Si, véritablement, l'euro avait été en crise et l'eurozone menacée d'implosion, les épargnants en Europe, aux Etats-Unis, en Chine ou au Japon auraient cessé d'en acheter et de souscrire des Bons du Trésor libellés en euros pour des taux à long terme, de l'ordre de 3% pour la France ou l'Allemagne. En même temps que l'on nous chantait que l'euro était en crise, sous la pression des marchés, les mêmes marchés plébiscitaient l'euro par leurs acquisitions.
Et cette crise de l'euro à aucun moment, ne pouvait menacer ni l'eurozone ni l'Europe parce que la plupart des échanges économiques en Europe sont libellés en euros et que nous échangeons d'abord entre nous. La boursouflure de la crise aura été, outre le goût des médias pour les drames et des gouvernements en quête de démons à terrasser, aggravée par l'ignorance de ce données économiques de base.
À quoi on ajoutera, pour l'avoir observé de première main, l'attitude ambiguë des commentateurs et acteurs financiers aux Etats-Unis. Ceux-ci n'ont jamais aimé l'euro puisque, par définition, il concurrence le dollar : les savants américains nous ont donc expliqué que l'euro ne pouvait pas survivre en l’absence d'un gouvernement économique central et d'une fiscalité unique. Mais les Etats-Unis n'ont pas non plus de fiscalité unique : celle-ci varie énormément d'un Etat à l'autre et la viabilité du dollar est avant tout déterminée par l'indépendance de la Banque fédérale, de même que celle de l'euro l'est par la Banque européenne à Francfort.
Le drame ou plutôt l'annonce du drame ayant été écartée, il est temps d'en revenir à l'essentiel qui n'est pas la monnaie mais la croissance dont la monnaie n'est qu'un rouage. La crise évitée nous aura enseigné que la stagnation économique en Europe n'est pas déterminée par la valeur de la monnaie mais par le degré d'innovation des entreprises : le taux de croissance allemand, supérieur aux autres Européens et son taux de chômage moindre sont (à peu près) indifférents au cours de l'euro mais tributaires de la qualité des entreprises, de leur capacité ou non de répondre à la demande mondiale. La croissance lente en Espagne ou au Portugal, et le chômage considérable dans ces pays (et en France aussi) ne doivent rien à une quelconque crise de l'euro mais tout à une réglementation excessive du marché du travail, voire à un manque de spécialisation des entreprises.

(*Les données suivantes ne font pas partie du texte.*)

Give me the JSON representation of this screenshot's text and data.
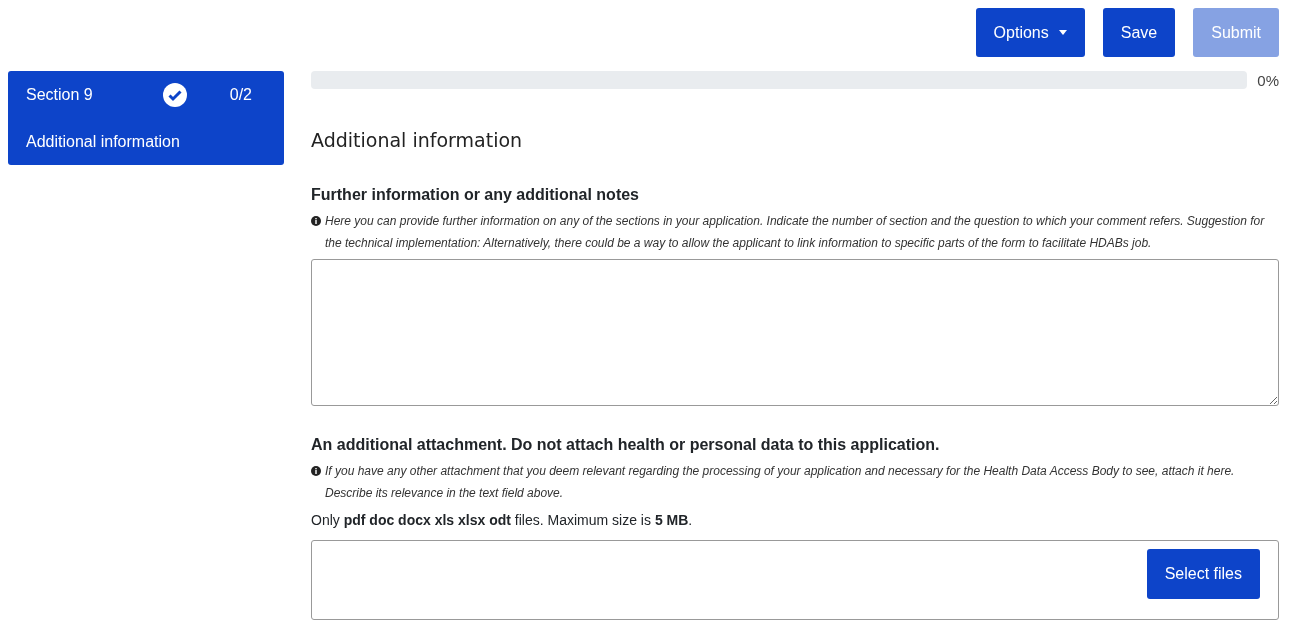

Cette crise de l'euro, qui n'en est pas une, aura - par inadvertance - favorisé un nouveau consensus économique en Europe : les déficits publics sont toujours néfastes et vouloir stimuler une économie par la dépense publique est toujours une erreur. La crise non crise aura donc été des plus utiles en faisant progresser la pensée économique commune : le travail et l'innovation sont les seuls moteurs du développement à condition que la monnaie soit gérée de manière prévisible et indépendante et que les Etats laissent les entrepreneurs travailler. Quant aux emprunteurs maladroits ou malhonnêtes et aux prêteurs intempérants, laissons-les payer pour leurs erreurs, ce qui incitera à ne pas les réitérer. Ou pas tout de suite.
Mark Twain, découvrant dans un journal l'annonce de son décès, avait envoyé à cette publication le commentaire suivant : "L'annonce de ma mort est tout à fait prématurée". Ceci vaut aussi pour l'euro et l'Europe.